I believe that, once an insurer purports to provide the mandated insurance coverages for an identified automobile, the insurer cannot escape liability by means of exclusions that apply to rather ordinary and incidental commercial uses of the vehicle. In the long run, the majority’s reliance on policy ambiguity will be either destructive or ineffectual; given enough time, the drafters of insurance policies will eliminate ambiguity and, thus, foreclose the device the majority uses to reach an appropriate result.

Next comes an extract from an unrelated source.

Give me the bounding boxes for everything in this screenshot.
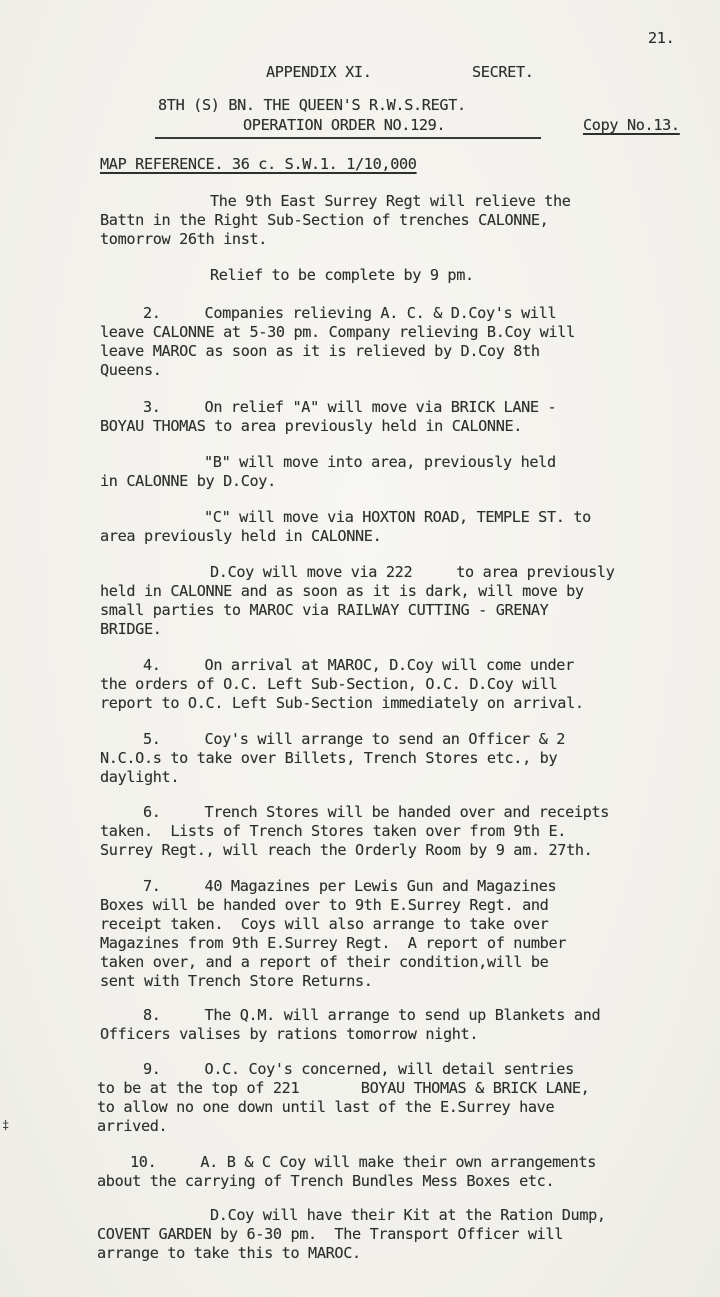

Here, the vehicle was essentially a family automobile used incidentally by Watroba in his part-time employment delivering pizzas for Cheetah Pizza, Inc. The failure of Wa-troba to disclose that usage of the automobile at the time the insurance was purchased is wholly foreseeable. Watroba may have obtained the job after the insurance was purchased, or, if he was so employed at the time of purchase, he might reasonably have viewed this activity as a de minimis commercial use that he was not required to disclose. Therefore, the sanction against the undisclosed usage should not be a denial of coverage (making the insured a misdemeanant!), but rather a claim for additional premiums, premiums commensurate with the additional risk entailed in the undisclosed commercial usage.
Watroba, I am certain, is far short of the line defining where use of a vehicle “to transport persons or property” is such a substantial part of vehicle usage that it becomes fraud on the insurance carrier. Even if viewed as actual fraud, it does not justify enforcement of the exclusion.
Regarding the doctrine of reasonable expectations, most families purchasing automobile insurance expect their coverage to reach incidental, irregular “commercial” use of the vehicle. See Atwater Creamery Co. v. Western Nat’l Mutual Ins. Co., 366 N.W.2d 271, 278 (Minn.1985) (reasonable expectations doctrine enables courts to “construe insurance contracts without having to rely on [or bend and stretch] arbi*694trary rules which do not reflect real-life situations”).
I concur for the reasons stated in this opinion.1
. A priority of coverage issue lurks within these facts, but was not raised.